Rodeada de tumbas

Rodeada de tumbas

DIANA Y SOFÍA

La tarde era cálida y las horas pasaban lentamente en el lugar mientras Diana visitaba como cada domingo a su amada hija. La rutina era algo que la terminó atormentando enormemente en el transcurso de su vida, buscando romperla de manera constante, sin embargo, aquel viaje era algo que jamás había dejado de hacer desde que su hija Sofía había fallecido hace un año.

La preciosa niña era lo más preciado en su vida, y un fatídico accidente se la había llevado apresuradamente a sus cortos 5 años.

Ambas vivían solas en Puente Negro, a unos quince kilómetros hacia el interior de San Fernando, junto a la imponente cordillera.

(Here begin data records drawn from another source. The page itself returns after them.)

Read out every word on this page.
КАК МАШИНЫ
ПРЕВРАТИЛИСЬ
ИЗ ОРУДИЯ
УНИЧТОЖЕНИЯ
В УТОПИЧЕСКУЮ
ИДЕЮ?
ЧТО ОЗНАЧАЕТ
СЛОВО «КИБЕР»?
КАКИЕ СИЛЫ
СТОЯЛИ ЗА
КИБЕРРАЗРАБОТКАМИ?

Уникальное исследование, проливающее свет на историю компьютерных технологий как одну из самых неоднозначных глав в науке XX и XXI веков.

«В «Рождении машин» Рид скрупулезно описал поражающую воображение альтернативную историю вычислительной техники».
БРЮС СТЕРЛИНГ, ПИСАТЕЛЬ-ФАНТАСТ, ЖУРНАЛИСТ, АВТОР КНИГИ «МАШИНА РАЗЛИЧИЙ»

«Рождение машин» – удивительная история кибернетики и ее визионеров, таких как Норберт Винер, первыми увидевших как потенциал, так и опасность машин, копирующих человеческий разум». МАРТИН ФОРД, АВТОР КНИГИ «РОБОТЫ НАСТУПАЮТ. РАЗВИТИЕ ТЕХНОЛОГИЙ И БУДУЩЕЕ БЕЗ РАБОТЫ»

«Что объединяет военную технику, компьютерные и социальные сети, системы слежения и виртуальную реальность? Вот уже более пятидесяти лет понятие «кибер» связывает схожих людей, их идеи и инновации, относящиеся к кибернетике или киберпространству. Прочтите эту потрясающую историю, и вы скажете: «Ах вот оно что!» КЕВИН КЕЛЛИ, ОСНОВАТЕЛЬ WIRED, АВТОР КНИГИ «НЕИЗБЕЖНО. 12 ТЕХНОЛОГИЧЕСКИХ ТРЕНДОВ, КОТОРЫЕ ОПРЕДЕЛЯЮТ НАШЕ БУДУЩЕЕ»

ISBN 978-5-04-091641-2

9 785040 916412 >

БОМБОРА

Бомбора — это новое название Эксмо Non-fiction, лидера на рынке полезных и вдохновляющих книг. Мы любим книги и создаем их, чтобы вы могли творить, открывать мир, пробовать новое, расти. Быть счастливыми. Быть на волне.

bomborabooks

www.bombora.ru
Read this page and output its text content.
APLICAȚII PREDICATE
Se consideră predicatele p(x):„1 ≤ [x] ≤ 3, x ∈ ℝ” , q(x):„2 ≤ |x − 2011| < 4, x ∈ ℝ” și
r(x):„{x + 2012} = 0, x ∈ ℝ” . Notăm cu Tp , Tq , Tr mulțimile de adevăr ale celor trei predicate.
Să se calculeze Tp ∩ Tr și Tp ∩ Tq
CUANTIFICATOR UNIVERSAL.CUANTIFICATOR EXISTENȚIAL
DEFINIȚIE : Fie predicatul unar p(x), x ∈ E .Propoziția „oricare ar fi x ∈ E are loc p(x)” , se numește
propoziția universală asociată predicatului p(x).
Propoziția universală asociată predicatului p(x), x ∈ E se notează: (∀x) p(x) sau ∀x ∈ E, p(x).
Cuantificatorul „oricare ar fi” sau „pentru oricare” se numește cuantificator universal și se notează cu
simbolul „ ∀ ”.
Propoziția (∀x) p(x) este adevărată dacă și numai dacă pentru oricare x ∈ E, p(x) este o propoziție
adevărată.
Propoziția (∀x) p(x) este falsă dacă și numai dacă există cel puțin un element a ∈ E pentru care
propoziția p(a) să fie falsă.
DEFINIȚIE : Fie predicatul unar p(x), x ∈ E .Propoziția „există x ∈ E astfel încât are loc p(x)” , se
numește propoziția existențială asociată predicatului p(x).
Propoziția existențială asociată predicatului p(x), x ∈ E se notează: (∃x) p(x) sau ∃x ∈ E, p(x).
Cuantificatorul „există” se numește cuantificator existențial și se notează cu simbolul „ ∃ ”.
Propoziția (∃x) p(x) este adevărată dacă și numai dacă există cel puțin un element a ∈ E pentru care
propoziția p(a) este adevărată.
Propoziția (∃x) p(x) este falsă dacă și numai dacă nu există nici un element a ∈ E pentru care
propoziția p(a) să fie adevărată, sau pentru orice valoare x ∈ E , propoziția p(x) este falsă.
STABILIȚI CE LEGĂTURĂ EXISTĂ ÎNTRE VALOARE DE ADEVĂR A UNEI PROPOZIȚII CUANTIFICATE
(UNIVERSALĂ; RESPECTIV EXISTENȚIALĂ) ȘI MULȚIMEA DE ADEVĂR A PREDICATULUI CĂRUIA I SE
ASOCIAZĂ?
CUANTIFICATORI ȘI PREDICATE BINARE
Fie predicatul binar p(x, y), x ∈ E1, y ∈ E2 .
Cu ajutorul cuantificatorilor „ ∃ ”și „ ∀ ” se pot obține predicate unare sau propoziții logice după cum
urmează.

Era un pueblo tranquilo, su población era de un poco más de mil habitantes, lo que hacía que todos se conocieran en la localidad. El clima en la zona era siempre agradable.

Solían pasear juntas todas las tardes cuando Diana salía del trabajo, pues la madre retiraba a la niña de la sala de cuidados y caminaban hacia el río que se encontraba cerca. El arroyo era una constante corriente de agua fría que recorría a lo largo todo el pueblo, con un caudal generoso y suficiente para brindar y ayudar al regadío de las zonas aledañas. Se podría decir que era el atractivo principal de aquel humilde pueblo. Sus aguas, que nacían en las profundidades de las montañas, eran transparentes y puras, y todos los habitantes estaban orgullosos de lo que aquella inquieta masa de agua aportaba al estilo de vida de todos ellos: paseos, riego, belleza, tranquilidad, pesca en algunos sectores. Todos se sentían afortunados.

Era un 13 de junio, la niña corría de un lado a otro riendo y gritando a las orillas del torrente, esquivando a su madre que la perseguía a una distancia controlada. La tarde pasaba rauda mientras ambas jugaban. Sin embargo, sólo bastó un paso en falso para que la niña tropezara, rodara y se precipitara rápidamente cayendo 3 metros hasta las inquietas aguas.

Diana, desesperada, se lanzó de un zambullido al rescate de su pequeña, pero la caída le brindó un contundente golpe en la sien producto del impacto con una roca lo que la dejó algunos segundos desorientada, tiempo suficiente para que la niña se perdiera en la corriente.

Nadó, buscó y gritó aferrándose al roquerío con todas sus fuerzas producto de la intensa corriente, mencionaba sin cesar el nombre de Sofía, pero la pobre no aparecía, el agua se la había llevado y su madre no sabía dónde.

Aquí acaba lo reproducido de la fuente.